Nos alegramos cuando –
como hoy – baja la prima de riesgo, sube la bolsa y el interés del
bono a diez años se relaja. Los medios de comunicación dan carácter
urgente a estas noticias y todos respiramos aliviados porque –
ansiosos de encontrar algo supuestamente bueno entre tantos malos
augurios – suponemos que esas agradables nuevas nos permitirán
seguir respirando un poco más, aunque sea mediante respiración
asistida. Así, no caemos en la cuenta de que cuando eso ocurre –
como está ocurriendo hoy – a lo que estamos asistiendo en realidad
es a la inminencia del mismo rescate integral de nuestro país por
parte de las mismas instituciones – UE, FMI y BCE - que han
conducido a países como Grecia o Portugal a un abismo económico y
social sin fondo.
Cuando se publican sin
tanta trompetería las dramáticas cifras de la miseria y la
exclusión social en nuestro país parece como si nos encogiéramos
de hombros y pensáramos que nada se puede hacer, que es el destino y
la consecuencia inevitable de lo mal que va todo: una especie de
castigo divino sin rostro reconocible por haber vivido por encima
de nuestras posibilidades.

Si acaso nos preguntamos
cómo es posible que con tantas personas en paro y tantas más
acudiendo todos los días a los comedores sociales para poder tomar
un plato de sopa o a las ONGs – que también pasan por innumerables
penalidades – para pedir alimentos, no se ha producido un estallido
social.
Dicen los expertos en
estos temas que si eso no ha ocurrido se debe a que en España
funciona todavía la solidaridad familiar y a la economía sumergida
con la que van trampeando su vida diaria miles de ciudadanos.
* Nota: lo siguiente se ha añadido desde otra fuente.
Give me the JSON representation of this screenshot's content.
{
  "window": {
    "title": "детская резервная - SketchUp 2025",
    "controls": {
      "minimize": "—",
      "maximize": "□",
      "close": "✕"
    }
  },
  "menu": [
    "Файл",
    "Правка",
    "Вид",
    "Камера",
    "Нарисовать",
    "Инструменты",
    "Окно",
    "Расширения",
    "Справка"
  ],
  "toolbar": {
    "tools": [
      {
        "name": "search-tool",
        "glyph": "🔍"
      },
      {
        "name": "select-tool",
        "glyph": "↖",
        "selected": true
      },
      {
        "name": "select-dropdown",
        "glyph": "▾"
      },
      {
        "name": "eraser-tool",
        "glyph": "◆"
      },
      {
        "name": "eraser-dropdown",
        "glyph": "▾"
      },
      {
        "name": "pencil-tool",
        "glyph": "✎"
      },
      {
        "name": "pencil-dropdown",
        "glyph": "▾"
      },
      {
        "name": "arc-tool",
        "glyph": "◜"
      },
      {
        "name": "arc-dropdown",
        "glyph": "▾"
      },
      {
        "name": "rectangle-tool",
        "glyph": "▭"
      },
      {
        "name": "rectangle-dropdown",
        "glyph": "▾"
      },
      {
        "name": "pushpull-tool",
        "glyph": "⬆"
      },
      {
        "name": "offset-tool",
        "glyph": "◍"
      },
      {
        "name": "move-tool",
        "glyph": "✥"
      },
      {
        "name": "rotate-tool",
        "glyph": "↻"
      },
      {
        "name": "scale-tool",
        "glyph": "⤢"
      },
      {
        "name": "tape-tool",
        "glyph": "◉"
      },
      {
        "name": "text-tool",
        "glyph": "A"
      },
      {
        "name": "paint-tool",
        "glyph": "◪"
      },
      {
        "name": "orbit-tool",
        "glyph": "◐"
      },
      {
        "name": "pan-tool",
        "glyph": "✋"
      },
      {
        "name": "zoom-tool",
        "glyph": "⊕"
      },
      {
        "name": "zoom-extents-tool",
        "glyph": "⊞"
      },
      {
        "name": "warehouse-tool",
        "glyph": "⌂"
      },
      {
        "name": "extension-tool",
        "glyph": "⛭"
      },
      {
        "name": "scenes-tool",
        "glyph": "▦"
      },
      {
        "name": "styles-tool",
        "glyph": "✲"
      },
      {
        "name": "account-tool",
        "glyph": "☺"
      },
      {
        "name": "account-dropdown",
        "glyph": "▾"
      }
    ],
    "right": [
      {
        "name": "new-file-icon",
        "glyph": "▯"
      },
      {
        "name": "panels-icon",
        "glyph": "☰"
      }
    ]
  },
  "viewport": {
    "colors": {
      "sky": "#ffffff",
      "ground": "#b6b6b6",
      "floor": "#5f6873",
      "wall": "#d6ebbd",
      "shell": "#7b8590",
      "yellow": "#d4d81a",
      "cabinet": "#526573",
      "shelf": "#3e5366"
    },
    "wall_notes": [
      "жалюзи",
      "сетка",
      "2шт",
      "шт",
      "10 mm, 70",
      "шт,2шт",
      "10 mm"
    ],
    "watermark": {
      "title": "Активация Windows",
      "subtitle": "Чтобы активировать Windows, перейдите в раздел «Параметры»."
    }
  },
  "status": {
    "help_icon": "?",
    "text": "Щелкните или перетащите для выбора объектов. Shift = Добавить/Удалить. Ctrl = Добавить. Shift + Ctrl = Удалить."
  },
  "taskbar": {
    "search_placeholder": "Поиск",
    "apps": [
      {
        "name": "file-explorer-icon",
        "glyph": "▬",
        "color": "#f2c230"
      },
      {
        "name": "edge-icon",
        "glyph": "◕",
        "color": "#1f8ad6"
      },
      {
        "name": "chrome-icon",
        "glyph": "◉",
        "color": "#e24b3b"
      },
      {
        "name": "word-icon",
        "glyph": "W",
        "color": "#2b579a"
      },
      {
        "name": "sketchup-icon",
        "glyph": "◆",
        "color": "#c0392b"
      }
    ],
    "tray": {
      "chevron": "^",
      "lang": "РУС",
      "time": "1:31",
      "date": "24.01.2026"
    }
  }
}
La
cuestión es hasta dónde será posible estirar la manta del apoyo
familiar a jóvenes sin trabajo y sin estudios y a ancianos cada día
más empobrecidos y si la única manera de obtener algún tipo de
ingreso es sumergiéndose en empleos precarios y sin ningún tipo de
cobertura social o haciendo las maletas en busca de alternativas
fuera de nuestras fronteras.
El modelo de servicios
sociales de nuestro país – que, por otra parte, nunca ha sido
modélico – parece retroceder ahora a la época de la caridad y la
beneficencia en lugar de avanzar hacia la prevención, a través de
la actuación sobre las causas de la exclusión social y la miseria
que ya afecta incluso a las llamadas clases medias de nuestro país.
Detrás de las
caprichosas subidas y bajadas de la prima de riesgo y de la bolsa y
de las cumbres de alto nivel de las que se habla más de cómo
rescatar a los bancos que de cómo mejorar la vida de los ciudadanos,
hay una realidad de pobreza lacerante y creciente que debería de
llamarnos a todos a la reflexión y a la acción ante lo que está
pasando en un país cuyos gobernantes se muestran ciegos, sordos y
mudos frente la profunda brecha social que sus acciones u omisiones
están abriendo a sus pies.
Hoy, Día Internacional
por la Erradicación de la Pobreza y la Exclusión Social, es un día
tan bueno como cualquier otro para decidir si queremos o no que
vuelvan los tiempos en los que los ricos sentaban un pobre a su mesa
por Navidad para que comiera caliente una vez al año.